ML Model Deployment End to End Part 3: Deploying the Baseline Model

Project Overview

This portion of the project is dedicated to deploying the baseline model that was build in the previous post ML Model Deployment End to End Part 2:. The model built in the previous section was a minimal viable model, and will require monitoring and updates, but first I need to deploy the model. To deploy the model I am using a simple python API framework called FastAPI. This simple framework makes deploying any type of Python based API fast and easy. I also build a simple web application that points to the endpoint as a way of visualizing the model results. This webpage was built on Flask and I can say with confidence it was much easier to deploy an API through FastAPI then it was to build a webpage through Flask. Although that probably has a lot to do with my web design abilities than anything.

API File Structure

As a quick review and update here is the folder structure for this project. You can view the project here: API Deployment Folder

src
└───app
│   └───assets
|   |   └───models
|   |   |   └───current_models
|   |   |   └───data_preprocessing_models
|   |   |   └───deprecated_models
|   |   |   └───test_models
|   |   config.yml
│   └───modules
|   |   __init__.py
|   |   data_pre.py
|   |   models.py
│   main.py
│   Dockerfile
|   Dockerfile.DEV
│   fastapi-docker-compose.yml
│   setup.py

The primary changes to this folder were the removal the requirements.txt and the addition of the Dockerfile.dev. These changes were made because during the build process I use the Kaniko image to build the API docker image. Kaniko has a documented issue with using requirements.txt files so an easy way around that issue is to just use a setup.py file, also as this file in nested under the main project a couple paths had to be adjusted in the image. This is the reason why there are two separate dockerfiles, one is for the docker-compose.yml and one is for the production build. Some other changes include app/config.yml this was included as a configuration file for api when the api call is missing the embarked or the fare information. These changes reflect that while the base structure helped to speed up the development process it was not 100%, nor should it be. The file system needs to be adaptive to the needs of the project.

The API

Perhaps the reason I really like FastAPI is how easy it is code an API. In less than 60 lines of code I have an API that has an included documents page, proper redirects, and even input validation, you can see the code here: main.py. You just can’t beat that. I wrote two endpoints for this api. The first takes in a single prediction and returns a result. The second endpoint takes in an array of features to and returns an array of results. This second endpoint is very useful when a single request has multiple required predictions. Instead of tying up CPU threads with multiple requests/responses a single request with an array can be sent which is much faster than piecemeal prediction requests. The API documentation for this API can be seen here E2E Titanic Endpoints.

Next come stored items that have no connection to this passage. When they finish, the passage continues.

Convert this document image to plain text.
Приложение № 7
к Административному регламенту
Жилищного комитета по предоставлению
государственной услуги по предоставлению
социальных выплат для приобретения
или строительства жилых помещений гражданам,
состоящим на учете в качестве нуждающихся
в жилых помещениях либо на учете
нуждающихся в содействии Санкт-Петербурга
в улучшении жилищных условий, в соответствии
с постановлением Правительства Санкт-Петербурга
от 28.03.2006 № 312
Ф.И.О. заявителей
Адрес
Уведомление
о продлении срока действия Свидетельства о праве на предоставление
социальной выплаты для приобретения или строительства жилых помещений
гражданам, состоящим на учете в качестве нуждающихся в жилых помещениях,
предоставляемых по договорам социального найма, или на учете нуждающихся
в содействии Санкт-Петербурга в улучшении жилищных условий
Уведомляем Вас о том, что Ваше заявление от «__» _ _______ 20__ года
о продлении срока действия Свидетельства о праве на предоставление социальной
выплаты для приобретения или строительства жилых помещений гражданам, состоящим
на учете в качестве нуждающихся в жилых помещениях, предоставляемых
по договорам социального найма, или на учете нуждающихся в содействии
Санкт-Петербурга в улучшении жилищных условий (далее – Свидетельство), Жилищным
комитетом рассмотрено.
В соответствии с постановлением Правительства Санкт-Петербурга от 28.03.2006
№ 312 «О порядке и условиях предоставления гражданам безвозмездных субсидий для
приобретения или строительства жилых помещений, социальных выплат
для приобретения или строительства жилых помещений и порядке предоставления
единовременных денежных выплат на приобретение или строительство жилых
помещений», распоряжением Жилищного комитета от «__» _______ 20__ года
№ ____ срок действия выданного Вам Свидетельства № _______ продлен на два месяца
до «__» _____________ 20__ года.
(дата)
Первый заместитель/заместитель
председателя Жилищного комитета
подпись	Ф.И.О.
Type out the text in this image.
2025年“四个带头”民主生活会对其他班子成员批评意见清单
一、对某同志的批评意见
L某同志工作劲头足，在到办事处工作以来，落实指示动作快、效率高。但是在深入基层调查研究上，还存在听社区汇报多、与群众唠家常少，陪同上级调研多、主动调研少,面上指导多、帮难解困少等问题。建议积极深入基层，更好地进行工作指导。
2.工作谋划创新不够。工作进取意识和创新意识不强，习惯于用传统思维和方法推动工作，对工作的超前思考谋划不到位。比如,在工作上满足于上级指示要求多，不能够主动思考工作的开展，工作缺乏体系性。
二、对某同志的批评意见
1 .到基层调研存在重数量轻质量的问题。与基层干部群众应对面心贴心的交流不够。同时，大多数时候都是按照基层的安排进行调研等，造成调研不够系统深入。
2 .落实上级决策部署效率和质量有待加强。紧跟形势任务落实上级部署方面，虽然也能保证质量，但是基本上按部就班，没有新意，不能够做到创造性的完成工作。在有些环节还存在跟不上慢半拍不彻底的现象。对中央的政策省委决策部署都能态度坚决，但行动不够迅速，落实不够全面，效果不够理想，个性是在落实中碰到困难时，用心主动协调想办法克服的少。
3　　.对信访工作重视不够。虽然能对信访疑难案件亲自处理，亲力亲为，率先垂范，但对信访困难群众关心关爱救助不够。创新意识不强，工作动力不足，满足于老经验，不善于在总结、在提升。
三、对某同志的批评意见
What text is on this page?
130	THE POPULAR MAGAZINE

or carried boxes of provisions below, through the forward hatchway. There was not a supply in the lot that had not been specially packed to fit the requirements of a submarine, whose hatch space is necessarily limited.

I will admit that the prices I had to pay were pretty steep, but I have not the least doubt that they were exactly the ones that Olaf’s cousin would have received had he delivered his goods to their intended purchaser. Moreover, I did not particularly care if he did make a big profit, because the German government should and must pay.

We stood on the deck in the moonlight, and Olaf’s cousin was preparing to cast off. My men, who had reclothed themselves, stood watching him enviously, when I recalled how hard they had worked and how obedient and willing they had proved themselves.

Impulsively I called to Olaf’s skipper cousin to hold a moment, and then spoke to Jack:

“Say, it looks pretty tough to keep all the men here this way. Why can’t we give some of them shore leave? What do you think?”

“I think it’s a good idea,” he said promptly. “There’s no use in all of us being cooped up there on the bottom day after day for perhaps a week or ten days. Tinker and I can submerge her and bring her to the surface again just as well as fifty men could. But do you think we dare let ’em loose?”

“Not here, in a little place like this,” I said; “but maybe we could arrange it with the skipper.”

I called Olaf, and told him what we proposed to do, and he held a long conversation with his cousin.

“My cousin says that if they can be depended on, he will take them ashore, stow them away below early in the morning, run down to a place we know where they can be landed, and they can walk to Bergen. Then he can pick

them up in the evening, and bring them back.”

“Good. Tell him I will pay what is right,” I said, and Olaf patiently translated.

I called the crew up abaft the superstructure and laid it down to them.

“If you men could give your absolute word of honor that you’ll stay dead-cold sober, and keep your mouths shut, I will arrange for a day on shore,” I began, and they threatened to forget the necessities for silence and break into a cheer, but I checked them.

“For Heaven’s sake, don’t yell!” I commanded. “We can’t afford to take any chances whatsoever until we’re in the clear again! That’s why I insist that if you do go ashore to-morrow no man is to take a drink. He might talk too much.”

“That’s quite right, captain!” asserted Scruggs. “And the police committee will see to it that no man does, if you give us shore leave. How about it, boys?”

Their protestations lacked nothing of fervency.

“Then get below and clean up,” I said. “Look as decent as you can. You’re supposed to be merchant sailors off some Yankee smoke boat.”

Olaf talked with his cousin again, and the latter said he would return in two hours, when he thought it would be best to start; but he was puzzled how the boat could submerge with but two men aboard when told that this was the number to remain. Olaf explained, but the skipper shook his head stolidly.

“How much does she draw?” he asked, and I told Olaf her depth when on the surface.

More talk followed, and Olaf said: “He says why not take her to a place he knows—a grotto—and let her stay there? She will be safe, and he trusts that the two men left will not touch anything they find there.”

The deployment process for this end point was fairly easy as well. As I have the code hosted on GitLab, I take advantage of the Auto Devops feature and using the .gitlab-ci.yml. In this simple two stage process, once a change has been committed to the main branch Gitlab will take the application in the src/app folder and create a docker image and save it in the Gitlab project container registry. The second part take the image in the container registry and deploys it to my server which is running a single node rancher/kubernetes instance. The best part of this configuration is this API is using a full CI/CD pipeline and will always be using the most current version of the API with no manual deployments.

The Website

In order to better visualize the results I built a very simple webpage using the flask framework, this page can be viewed here e2eweb. While I see this type of model working better as an API call for a data ingest process, I wanted a way to visualize the model result as it is easier for an audience to see a web page and interact with it rather than conceptualize an api call in a data pipeline. This was deployment is the same as the API using GitLab Auto Devops and rancher/kubernetes. While testing the webpage and API I noticed that according to the model Females almost always are predicted to survive and males are almost always predicted to die. As the model is only 77% accurate according to Kaggle, so it looks I have some work to do, which I will cover in the next couple of articles.

Conclusion

I really enjoyed this portion of the project. To deploy the model and interact with it through a web interface was great. I had to make some modifications to ensure the code is able to be deployed in CI/CD framework. This part of the project really helped me understand the project gaps. I still need to build logging and visualization to understand the model performance and then bring in new model deployment methods. So while there was some great work done to this point, this project is far from complete. Three down two to go.